Solo han pasado dos años desde que viéramos a Esperanza Aguirre, todavía portavoz del PP en el Ayuntamiento de Madrid, midiendo con sus propios pasos las aceras de Gran Vía mientras calificaba como un "absoluto y total esperpento" la intención del gobierno municipal de ampliarlas.

Nunca olvidaremos aquella memorable intervención en la que afirmó que era impensable ver algo así "en las grandes vías comerciales del mundo como Oxford Street en Londres o la Quinta Avenida de Nueva York".

Hace unos días volvimos a ver a Aguirre en la Gran Vía. Pero esta vez no encabezaba ninguna protesta sino que estaba sentada en uno de los nuevos bancos disfrutando de la recién estrenada obra. Esa imagen, que vale mucho más que mil palabras, era la constatación de que la derecha no va a volver a utilizar la reforma de nuestra calle más internacional para hacer oposición.

Veremos cómo evitarán hablar del asunto en adelante, esperando que en las próximas elecciones municipales los electores se hayan olvidado de que se opusieron frontalmente a que se llevara a cabo.

Con la derecha en retirada, el consenso en torno al acierto de la reforma de Gran Vía es muy amplio, pero todavía escuchamos algunas opiniones que critican que los grandes beneficiados de esta actuación sean los comerciantes que tienen sus negocios en esta calle. Curiosamente aquellos a los que hace dos años Aguirre señalaba como "futuros afectados".

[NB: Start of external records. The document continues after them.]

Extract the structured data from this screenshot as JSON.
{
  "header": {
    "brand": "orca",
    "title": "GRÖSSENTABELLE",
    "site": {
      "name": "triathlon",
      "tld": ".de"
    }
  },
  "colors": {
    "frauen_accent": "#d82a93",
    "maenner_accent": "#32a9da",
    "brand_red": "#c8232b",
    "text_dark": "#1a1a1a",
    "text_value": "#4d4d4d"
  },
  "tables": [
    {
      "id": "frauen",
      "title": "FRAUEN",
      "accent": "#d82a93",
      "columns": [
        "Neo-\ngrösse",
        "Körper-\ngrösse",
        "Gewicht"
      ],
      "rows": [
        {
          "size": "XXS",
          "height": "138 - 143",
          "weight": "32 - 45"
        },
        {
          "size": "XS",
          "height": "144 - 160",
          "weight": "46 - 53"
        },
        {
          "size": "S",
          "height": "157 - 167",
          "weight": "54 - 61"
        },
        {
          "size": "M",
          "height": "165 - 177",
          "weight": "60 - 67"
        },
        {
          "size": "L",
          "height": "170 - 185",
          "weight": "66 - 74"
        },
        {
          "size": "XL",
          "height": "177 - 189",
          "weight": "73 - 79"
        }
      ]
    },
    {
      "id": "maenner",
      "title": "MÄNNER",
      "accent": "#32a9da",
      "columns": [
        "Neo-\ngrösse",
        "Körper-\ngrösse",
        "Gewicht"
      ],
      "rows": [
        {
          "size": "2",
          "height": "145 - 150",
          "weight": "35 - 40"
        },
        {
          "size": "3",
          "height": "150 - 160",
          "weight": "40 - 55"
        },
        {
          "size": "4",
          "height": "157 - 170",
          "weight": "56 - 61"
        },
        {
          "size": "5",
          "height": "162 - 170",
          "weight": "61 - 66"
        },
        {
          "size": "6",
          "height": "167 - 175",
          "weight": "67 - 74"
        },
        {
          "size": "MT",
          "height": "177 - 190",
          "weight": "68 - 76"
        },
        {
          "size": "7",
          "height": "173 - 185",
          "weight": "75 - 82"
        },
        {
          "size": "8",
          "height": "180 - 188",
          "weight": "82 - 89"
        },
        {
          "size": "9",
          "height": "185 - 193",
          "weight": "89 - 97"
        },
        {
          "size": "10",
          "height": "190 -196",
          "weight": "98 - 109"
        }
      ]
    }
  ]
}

Estas voces, que no pertenecen precisamente al bando de Esperanza aunque muchas veces le siguen el juego, obvian, no sabemos si intencionadamente, que el éxito de Gran Vía radica en que representa la victoria en la que ha sido una de las batallas políticas centrales de este mandato: el supuesto derecho individual de utilizar el coche frente al derecho colectivo de respirar aire limpio.

Es este el objetivo fundamental de proyectos como Madrid Central, la reforma de Santa Engracia, la peatonalización del bulevar de Peña Gorbea en Vallecas, la transformación de la A-5 en vía urbana o la conexión ciclista entre los distritos de Moratalaz y Retiro.

Más afluencia de personas

En todos ellos, mejoramos las condiciones ambientales y de accesibilidad de las calles afectadas, lo que hará que se incremente la afluencia de personas y favorecerá a los comercios de la zona, que recibirán más clientes.

Pero más allá de constatar que hacer una ciudad mejor es beneficioso para todos, la importancia de estas actuaciones es que van construyendo un nuevo modelo urbano, alternativo al que hemos heredado. Una ciudad donde los intereses generales primen sobre los particulares. Una ciudad más feminista, saludable y moderna.

Esa es la batalla que le estamos ganando a la derecha neoliberal y que una parte de la izquierda todavía se resiste a celebrar.